While hybrid designs provide performance which is superior to that of dual cam bows and conventional single cam bows, the pulley assemblies thereof are relatively complicated, and tend to be large and high in mass. This can cause problems of noise and vibration as well as increase the mass of the bow. All of these factors adversely affect performance. Therefore, it will be appreciated that there is still a need for improved compound bow assemblies which are simpler, lighter in weight, and easier to operate and maintain than are prior art bows. As will be appreciated from the drawings, discussion and description hereinbelow, the present invention provides an improved pulley assembly for compound bows. The pulley assembly of the present invention operates in a manner which is novel and distinct from prior art compound bow pulleys. The pulley of the present invention permits the manufacture of compound bows which are light in weight, relatively quiet, powerful and easy to maintain and use. The pulley assembly of the present invention may be employed in a number of bow designs and configurations as will be described hereinbelow.

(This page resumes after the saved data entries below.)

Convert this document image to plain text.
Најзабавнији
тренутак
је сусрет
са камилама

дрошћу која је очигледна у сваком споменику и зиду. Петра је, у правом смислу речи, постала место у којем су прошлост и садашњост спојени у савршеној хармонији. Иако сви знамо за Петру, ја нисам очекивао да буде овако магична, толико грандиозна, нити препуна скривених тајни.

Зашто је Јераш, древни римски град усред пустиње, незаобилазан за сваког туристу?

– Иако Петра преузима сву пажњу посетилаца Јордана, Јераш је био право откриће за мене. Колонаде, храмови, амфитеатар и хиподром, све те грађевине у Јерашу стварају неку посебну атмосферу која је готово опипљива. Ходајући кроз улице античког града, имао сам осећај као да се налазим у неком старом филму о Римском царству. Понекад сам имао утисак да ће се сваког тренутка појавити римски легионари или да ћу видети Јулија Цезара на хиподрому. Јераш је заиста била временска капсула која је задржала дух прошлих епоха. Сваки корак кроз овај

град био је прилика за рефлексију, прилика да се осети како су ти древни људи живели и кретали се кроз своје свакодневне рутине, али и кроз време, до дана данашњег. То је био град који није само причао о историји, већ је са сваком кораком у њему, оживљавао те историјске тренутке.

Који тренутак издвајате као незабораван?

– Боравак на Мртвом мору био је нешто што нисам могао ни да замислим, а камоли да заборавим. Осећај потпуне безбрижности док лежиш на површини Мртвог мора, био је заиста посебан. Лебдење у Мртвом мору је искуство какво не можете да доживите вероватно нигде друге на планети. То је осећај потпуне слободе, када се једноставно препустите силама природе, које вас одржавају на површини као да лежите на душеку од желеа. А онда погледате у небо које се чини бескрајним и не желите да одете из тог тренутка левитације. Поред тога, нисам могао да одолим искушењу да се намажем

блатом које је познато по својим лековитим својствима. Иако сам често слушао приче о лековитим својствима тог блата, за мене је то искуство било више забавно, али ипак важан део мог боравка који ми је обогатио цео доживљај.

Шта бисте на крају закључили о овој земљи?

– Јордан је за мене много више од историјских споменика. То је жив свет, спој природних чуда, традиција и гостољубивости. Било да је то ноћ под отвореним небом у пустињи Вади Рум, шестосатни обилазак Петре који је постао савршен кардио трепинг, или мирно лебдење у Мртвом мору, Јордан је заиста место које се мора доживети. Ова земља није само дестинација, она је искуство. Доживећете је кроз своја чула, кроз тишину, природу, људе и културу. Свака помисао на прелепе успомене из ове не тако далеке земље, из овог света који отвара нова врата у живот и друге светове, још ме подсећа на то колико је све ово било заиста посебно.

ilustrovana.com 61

There is disclosed herein a pulley assembly for a compound bow. The pulley assembly comprises an axle journal which defines a pivot axis about which said pulley assembly is rotatable. The assembly further includes a pulley body. The pulley body includes a first, a second and a third groove defined therein. Each groove describes a curve which extends at least partway around the pivot axis. The first groove is a bow string groove operative to receive a portion of a bow string therein, the second groove is to receive a portion of a first bow cable section therein and the third groove is operative to receive a portion of a second bow cable section therein. The pulley assembly is configured and operative so that when it is incorporated into a compound bow so as to be rotatable about the pivot axis, and when the bow string is unwound from the first groove, a portion of said first bow cable section is wound into the second groove and said portion of said second bow cable section is wound into the third groove. The radii of one or more of the first, second and third curves may be constant or variable. In specific embodiments, when the bow string is unwound from the first groove, the rate at which the first bow cable section is wound into the second groove differs from the rate at which the second bow cable section is wound into the third groove. The pulley body may be a unitary body, or may be comprised of a plurality of subparts which are joined together. In such instance, the subparts may be positionally adjustable relative to one another.
The present invention also includes a compound bow which includes at least one of the pulley assemblies of the present invention.